After Tuesday's announcement, actor Mark Mozingo, a Central Kentucky native who will reprise the role he created in New York in AthensWest's production of Golden Boy of the Blue Ridge, said, "I have been jobbed into smaller communities than Lexington under Equity contracts, and I wondered, 'Why can't we have that in Lexington?'"
Some people have tried.
Under artistic director Rick St. Peter's watch, now-hibernating Actors Guild of Lexington brought in several actors under Equity contracts and even announced a broader Equity plan right before the theater was crippled by a financial crisis in 2009.
And AthensWest's debut production, a February presentation of Doubt at the Downtown Arts Center, was presented with two local Equity actors in the leads: Jeff Day, who is also the theater's co-producer, and Leslie Beatty. In working with Equity, Day and co-producer Bo List said they have been satisfied that they can offer two Equity contracts per show and that is the model that they want to move forward under. They may expand that offering in the future, but still see it as a mix.

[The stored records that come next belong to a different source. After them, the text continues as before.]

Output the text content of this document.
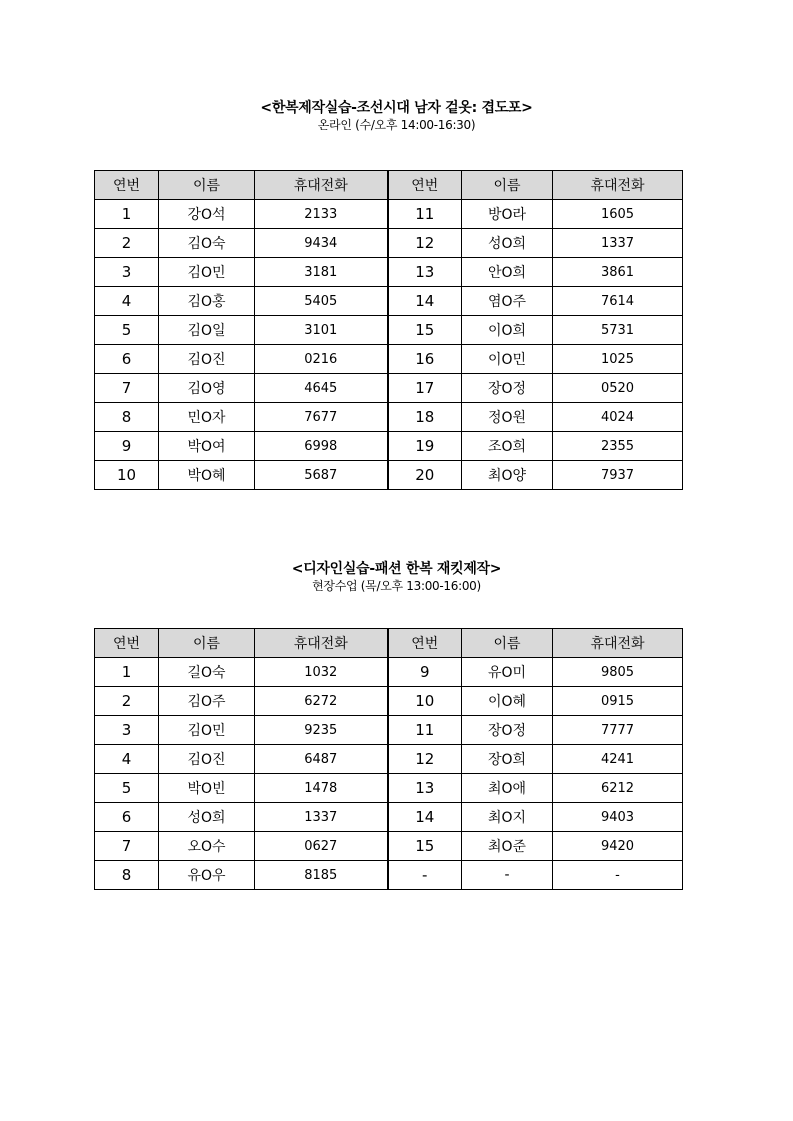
<한복제작실습-조선시대 남자 겉옷: 겹도포>
온라인 (수/오후 14:00-16:30)
연번	이름	휴대전화	연번	이름	휴대전화
1	강O석	2133	11	방O라	1605
2	김O숙	9434	12	성O희	1337
3	김O민	3181	13	안O희	3861
4	김O홍	5405	14	염O주	7614
5	김O일	3101	15	이O희	5731
6	김O진	0216	16	이O민	1025
7	김O영	4645	17	장O정	0520
8	민O자	7677	18	정O원	4024
9	박O여	6998	19	조O희	2355
10	박O혜	5687	20	최O양	7937
<디자인실습-패션 한복 재킷제작>
현장수업 (목/오후 13:00-16:00)
연번	이름	휴대전화	연번	이름	휴대전화
1	길O숙	1032	9	유O미	9805
2	김O주	6272	10	이O혜	0915
3	김O민	9235	11	장O정	7777
4	김O진	6487	12	장O희	4241
5	박O빈	1478	13	최O애	6212
6	성O희	1337	14	최O지	9403
7	오O수	0627	15	최O준	9420
8	유O우	8185	-	-	-
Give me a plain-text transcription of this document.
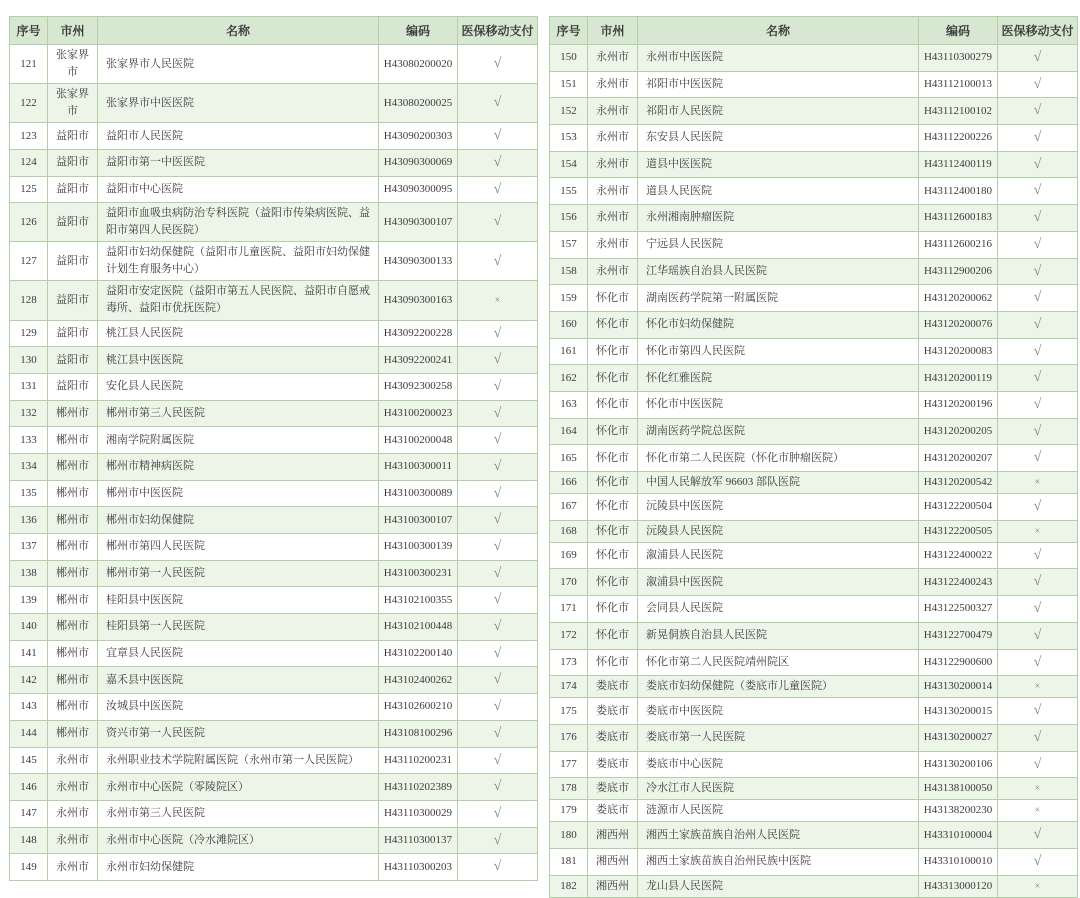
序号	市州	名称	编码	医保移动支付
121	张家界市	张家界市人民医院	H43080200020	√
122	张家界市	张家界市中医医院	H43080200025	√
123	益阳市	益阳市人民医院	H43090200303	√
124	益阳市	益阳市第一中医医院	H43090300069	√
125	益阳市	益阳市中心医院	H43090300095	√
126	益阳市	益阳市血吸虫病防治专科医院（益阳市传染病医院、益阳市第四人民医院）	H43090300107	√
127	益阳市	益阳市妇幼保健院（益阳市儿童医院、益阳市妇幼保健计划生育服务中心）	H43090300133	√
128	益阳市	益阳市安定医院（益阳市第五人民医院、益阳市自愿戒毒所、益阳市优抚医院）	H43090300163	×
129	益阳市	桃江县人民医院	H43092200228	√
130	益阳市	桃江县中医医院	H43092200241	√
131	益阳市	安化县人民医院	H43092300258	√
132	郴州市	郴州市第三人民医院	H43100200023	√
133	郴州市	湘南学院附属医院	H43100200048	√
134	郴州市	郴州市精神病医院	H43100300011	√
135	郴州市	郴州市中医医院	H43100300089	√
136	郴州市	郴州市妇幼保健院	H43100300107	√
137	郴州市	郴州市第四人民医院	H43100300139	√
138	郴州市	郴州市第一人民医院	H43100300231	√
139	郴州市	桂阳县中医医院	H43102100355	√
140	郴州市	桂阳县第一人民医院	H43102100448	√
141	郴州市	宜章县人民医院	H43102200140	√
142	郴州市	嘉禾县中医医院	H43102400262	√
143	郴州市	汝城县中医医院	H43102600210	√
144	郴州市	资兴市第一人民医院	H43108100296	√
145	永州市	永州职业技术学院附属医院（永州市第一人民医院）	H43110200231	√
146	永州市	永州市中心医院（零陵院区）	H43110202389	√
147	永州市	永州市第三人民医院	H43110300029	√
148	永州市	永州市中心医院（冷水滩院区）	H43110300137	√
149	永州市	永州市妇幼保健院	H43110300203	√
序号	市州	名称	编码	医保移动支付
150	永州市	永州市中医医院	H43110300279	√
151	永州市	祁阳市中医医院	H43112100013	√
152	永州市	祁阳市人民医院	H43112100102	√
153	永州市	东安县人民医院	H43112200226	√
154	永州市	道县中医医院	H43112400119	√
155	永州市	道县人民医院	H43112400180	√
156	永州市	永州湘南肿瘤医院	H43112600183	√
157	永州市	宁远县人民医院	H43112600216	√
158	永州市	江华瑶族自治县人民医院	H43112900206	√
159	怀化市	湖南医药学院第一附属医院	H43120200062	√
160	怀化市	怀化市妇幼保健院	H43120200076	√
161	怀化市	怀化市第四人民医院	H43120200083	√
162	怀化市	怀化红雅医院	H43120200119	√
163	怀化市	怀化市中医医院	H43120200196	√
164	怀化市	湖南医药学院总医院	H43120200205	√
165	怀化市	怀化市第二人民医院（怀化市肿瘤医院）	H43120200207	√
166	怀化市	中国人民解放军 96603 部队医院	H43120200542	×
167	怀化市	沅陵县中医医院	H43122200504	√
168	怀化市	沅陵县人民医院	H43122200505	×
169	怀化市	溆浦县人民医院	H43122400022	√
170	怀化市	溆浦县中医医院	H43122400243	√
171	怀化市	会同县人民医院	H43122500327	√
172	怀化市	新晃侗族自治县人民医院	H43122700479	√
173	怀化市	怀化市第二人民医院靖州院区	H43122900600	√
174	娄底市	娄底市妇幼保健院（娄底市儿童医院）	H43130200014	×
175	娄底市	娄底市中医医院	H43130200015	√
176	娄底市	娄底市第一人民医院	H43130200027	√
177	娄底市	娄底市中心医院	H43130200106	√
178	娄底市	冷水江市人民医院	H43138100050	×
179	娄底市	涟源市人民医院	H43138200230	×
180	湘西州	湘西土家族苗族自治州人民医院	H43310100004	√
181	湘西州	湘西土家族苗族自治州民族中医院	H43310100010	√
182	湘西州	龙山县人民医院	H43313000120	×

"We don't see a time when we go to an all-Equity format like (Louisville's) Actors Theatre or (Cincinnati's) Playhouse in the Park," Day said after Tuesday's announcement. "We always want to do shows with Equity and non-Equity performers, and in that way give our local Equity members a chance to perform and others a chance to work in that environment."
Similarly, Lexington Theatre Company's model is a mix of professional performers on stage with community and student actors. Performing musicals in the Opera House, the company is in a venue and genre that has a broad audience, as the annual Broadway Live series and recent musical productions by UK Opera Theatre have proven.
Certainly, Equity is not a guarantee of higher quality, but it does bring that expectation. After years of desire and conventional wisdom about the viability of professional Equity theater in Lexington, we now have two companies set to give it a shot.
It will be interesting to see how these stories turn out.